Agriculture and Resource-related Industries
Sales grew further for agricultural products, but demand declined a bit for extractors of natural resources used for energy production. Sales rose for assorted crops and livestock products, and reports indicated that inputs were readily available. Contacts noted that favorable weather, including substantial moisture, have enhanced production conditions for crops and livestock. Oil extraction activity and capital spending in that industry continued to be held down by weak global demand, while demand for natural gas slid a bit as a result of unseasonably warm weather in some parts of the District.
Real Estate and Construction
Demand for housing appeared to be little changed on net, while demand for commercial real estate slid further. The pace of home sales was mixed across areas but appeared to be largely unchanged after adjusting for normal seasonal variation. Home prices reportedly rose a bit further in some areas of the District. However, the number of available homes for sale remained elevated, which substantially offset builders' incentives to increase the pace of new home construction. Demand slid further for commercial real estate, and tenants continued to push for and often achieve rent concessions and other favorable terms through renegotiation of existing leases. However, one contact noted an increase in leasing activity in some segments of the major markets in the District, as well as slightly improved availability of financing for new commercial development and investment transactions.

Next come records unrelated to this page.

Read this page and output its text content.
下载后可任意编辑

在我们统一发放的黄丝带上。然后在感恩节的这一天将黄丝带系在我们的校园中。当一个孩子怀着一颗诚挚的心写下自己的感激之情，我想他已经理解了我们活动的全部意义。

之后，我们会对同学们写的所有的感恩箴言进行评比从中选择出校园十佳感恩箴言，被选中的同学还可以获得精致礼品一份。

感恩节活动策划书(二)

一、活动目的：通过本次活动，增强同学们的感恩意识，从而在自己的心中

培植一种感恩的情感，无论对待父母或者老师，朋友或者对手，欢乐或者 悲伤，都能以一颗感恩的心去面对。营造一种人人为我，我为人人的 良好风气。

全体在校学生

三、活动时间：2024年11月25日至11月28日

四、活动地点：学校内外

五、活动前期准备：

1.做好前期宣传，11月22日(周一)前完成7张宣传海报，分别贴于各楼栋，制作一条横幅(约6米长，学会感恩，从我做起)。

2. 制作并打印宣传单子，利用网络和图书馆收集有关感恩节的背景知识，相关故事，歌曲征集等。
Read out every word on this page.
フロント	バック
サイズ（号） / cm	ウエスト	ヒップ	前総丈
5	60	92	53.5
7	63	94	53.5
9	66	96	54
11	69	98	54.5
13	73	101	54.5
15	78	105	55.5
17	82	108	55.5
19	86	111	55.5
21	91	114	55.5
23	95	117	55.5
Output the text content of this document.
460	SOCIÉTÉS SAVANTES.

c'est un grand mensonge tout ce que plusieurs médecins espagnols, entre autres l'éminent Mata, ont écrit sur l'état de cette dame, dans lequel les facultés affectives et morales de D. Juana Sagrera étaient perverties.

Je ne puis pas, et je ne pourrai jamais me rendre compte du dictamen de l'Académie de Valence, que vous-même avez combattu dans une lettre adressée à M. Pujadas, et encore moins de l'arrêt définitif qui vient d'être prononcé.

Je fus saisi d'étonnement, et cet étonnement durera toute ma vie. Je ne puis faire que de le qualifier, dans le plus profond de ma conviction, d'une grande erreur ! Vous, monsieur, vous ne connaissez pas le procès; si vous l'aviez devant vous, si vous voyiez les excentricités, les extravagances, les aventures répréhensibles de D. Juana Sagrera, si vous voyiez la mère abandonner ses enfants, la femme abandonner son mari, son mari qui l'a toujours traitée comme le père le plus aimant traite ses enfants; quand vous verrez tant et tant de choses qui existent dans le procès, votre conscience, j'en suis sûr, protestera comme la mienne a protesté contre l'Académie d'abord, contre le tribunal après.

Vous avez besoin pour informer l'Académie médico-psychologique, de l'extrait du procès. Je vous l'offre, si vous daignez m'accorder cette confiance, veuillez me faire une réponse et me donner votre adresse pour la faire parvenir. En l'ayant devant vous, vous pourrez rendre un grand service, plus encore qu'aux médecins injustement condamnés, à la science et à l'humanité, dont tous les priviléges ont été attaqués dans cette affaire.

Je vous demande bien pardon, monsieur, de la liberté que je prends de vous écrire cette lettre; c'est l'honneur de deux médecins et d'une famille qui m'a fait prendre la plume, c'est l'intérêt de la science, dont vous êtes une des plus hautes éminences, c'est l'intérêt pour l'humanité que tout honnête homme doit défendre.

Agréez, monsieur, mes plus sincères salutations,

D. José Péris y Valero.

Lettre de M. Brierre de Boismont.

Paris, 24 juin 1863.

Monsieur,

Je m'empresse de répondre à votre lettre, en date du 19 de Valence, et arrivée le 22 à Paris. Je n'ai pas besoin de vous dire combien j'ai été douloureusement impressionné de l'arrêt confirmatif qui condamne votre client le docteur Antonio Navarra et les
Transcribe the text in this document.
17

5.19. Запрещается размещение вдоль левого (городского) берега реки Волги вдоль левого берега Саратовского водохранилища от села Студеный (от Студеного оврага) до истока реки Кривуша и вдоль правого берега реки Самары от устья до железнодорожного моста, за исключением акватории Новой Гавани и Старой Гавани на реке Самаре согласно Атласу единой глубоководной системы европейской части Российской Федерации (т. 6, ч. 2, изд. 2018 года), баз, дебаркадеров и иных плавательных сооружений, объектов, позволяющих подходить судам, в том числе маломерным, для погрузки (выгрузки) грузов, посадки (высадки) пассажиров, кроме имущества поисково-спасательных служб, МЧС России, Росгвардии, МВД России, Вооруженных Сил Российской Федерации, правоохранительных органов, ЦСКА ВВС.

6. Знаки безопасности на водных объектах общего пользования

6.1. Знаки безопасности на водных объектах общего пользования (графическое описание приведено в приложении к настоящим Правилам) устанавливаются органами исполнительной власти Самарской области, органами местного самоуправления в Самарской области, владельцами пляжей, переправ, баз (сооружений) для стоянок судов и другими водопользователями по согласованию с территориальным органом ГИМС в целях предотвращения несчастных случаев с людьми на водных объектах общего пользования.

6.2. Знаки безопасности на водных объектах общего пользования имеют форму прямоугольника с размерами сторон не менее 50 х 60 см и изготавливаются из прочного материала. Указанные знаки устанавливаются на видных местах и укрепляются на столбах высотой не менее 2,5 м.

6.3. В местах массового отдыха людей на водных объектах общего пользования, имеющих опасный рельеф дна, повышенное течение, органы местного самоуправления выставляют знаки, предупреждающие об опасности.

Reports from District banking contacts indicated that loan demand was largely unchanged from the prior reporting period. Consumer loan demand remained weak on net, and commercial and industrial loan volumes continued at low levels, as business owners remained quite cautious about their capital spending and hiring plans. Lending standards continued to be relatively restrictive for most types of consumer and business loans, and contacts reported further loan losses. Venture capital financing remained a bright spot, with contacts noting further improvements in levels of investment funds and IPO activity.